Your business card is a key tool in these situations, but just having a business card (and believe me there are many people who turn up and don’t have any with them) is not necessarily making the most of this opportunity.
Rule number #1 – have enough cards to hand out
Find out how many people are liklely to be at the event and make sure you have enough cards. You would be amazed at how many events I attend wand meet people who have either no cards with them or have run out. They aren’t making money for you sitting in a desk drawer so make sure you have plenty annd keep them in the various bags and jacket pockers you use so you always have them to hand.
#2 Have your cards professionally designed and printed
Flimsy cards with naff clip art graphics will not do you any justice, even if you are a very small business. The cost of producing business cards, especially with digital print technology, is making it accessible to all businesses. I would recommend a 400gsm card is used and look at finsishes such as matt lamination, embossing or spot UV varnsih to give it real impact.
#3 Make sure you have a businesslike email address.
This is a pet hate of mine. If you have a business you should have a domain, even if you don’t have a website yet, you can purchase a domain for a few pounds from someone such as 123.reg and once you have your domain you can have a relevant email address myname@ mycompany.co.uk set up (just talk to a web company or IT specialist to do this). Please no more firstname.lastname@example.org
Now business cards have two main purposes – firstly to allow people to contact you. This is mainly what business cards in corporate environments are used for – it will have your direct dial number, email address and possibly mobile number. You will give it out to people you know and who you want to be able to contact you. It is the second purpose, however, that I am interested in – using business cards as mini marketing messages that promote you and your business. This is what business cards are used for in a networking situation.
Which reminds me of one of my favourite quotes which I believe is from the forthright Lord Sugar… when faced with a single sided leaflet his response was “What’s all the **@#!! white space on the back, I’ve paid for that?”
#4 Use the reverse of your business card it to tell people what you do.
Either simple bullet points or as a statement. When talking to someone you can then use as a visual aid, pointing out the relevant service whilst also showing everything else you do. It also means that once you have gone and people are looking through their pocketful of cards they have collected they don’t have to try and remember what MyCompany does because it will tell them on the back. You can add in web and social media links that enable people to easily find out more about your business.

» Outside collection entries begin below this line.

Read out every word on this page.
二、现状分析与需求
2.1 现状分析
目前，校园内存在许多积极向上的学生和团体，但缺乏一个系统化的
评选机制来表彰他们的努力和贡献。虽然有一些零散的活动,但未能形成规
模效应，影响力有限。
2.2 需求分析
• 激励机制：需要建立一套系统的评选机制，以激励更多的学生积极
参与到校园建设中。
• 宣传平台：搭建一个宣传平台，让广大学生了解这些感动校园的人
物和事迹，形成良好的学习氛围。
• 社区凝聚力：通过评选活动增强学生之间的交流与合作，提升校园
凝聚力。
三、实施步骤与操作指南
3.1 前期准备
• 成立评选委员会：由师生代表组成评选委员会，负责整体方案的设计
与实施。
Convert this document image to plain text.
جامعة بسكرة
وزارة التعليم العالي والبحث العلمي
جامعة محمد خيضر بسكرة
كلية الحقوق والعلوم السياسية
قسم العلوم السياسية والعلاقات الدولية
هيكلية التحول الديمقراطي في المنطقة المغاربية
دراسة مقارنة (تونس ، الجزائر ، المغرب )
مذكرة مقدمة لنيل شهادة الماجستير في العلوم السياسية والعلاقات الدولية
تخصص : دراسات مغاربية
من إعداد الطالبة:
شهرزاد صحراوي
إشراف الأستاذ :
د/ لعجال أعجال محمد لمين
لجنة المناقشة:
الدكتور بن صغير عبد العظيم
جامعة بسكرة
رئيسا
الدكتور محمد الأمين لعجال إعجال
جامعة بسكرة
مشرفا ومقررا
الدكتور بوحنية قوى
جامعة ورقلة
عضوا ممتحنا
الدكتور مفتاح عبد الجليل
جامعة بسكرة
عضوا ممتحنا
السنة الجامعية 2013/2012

#5 Add a quirky and personal statement.
On my cards I have alternative statements. One says ‘Call Me’ which I use when I am handing cards out to prospects and clients and the ones I use for networking say ‘Would love to meet you’. Again it helps make your cards and you stand out from the crowd.
#6 Help people by leaving space to write.
Most people use business cards at networking events to write a little note about the person and what you have talked about. Again it helps them remember who they have spoken to and how they should follow up. If your card is made from some unusual material such as plastic or metal, this is impossible. If your card has very heavy graphics it can also be difficult. For serious networkers, what about having cards that have a designated area in the reverse for notes?
#7 Once size doesn’t have to fit all.
With digital print making short runs more financially viable, why not have different cards aimed at different target audiences? If you attend events attended by SME businesses or industry specific events you could have cards with different backs that are relevant to each audience.
#8 Use to promote events or offers.
Along a similar vein, why not have short run reprints so you can promote special offers or promotions on the reverse of your card. You can then change or rotate these monthly or quarterly.
#9 Everyone likes an offer.
Finally, most businesses offer promotions for new customers, even if it is a free no-obligation initial meeting, so what about having your new customer offer on the reverse of your networking business cards.
I hope this has given you lots of ideas of how to use these small pieces of card to better effect.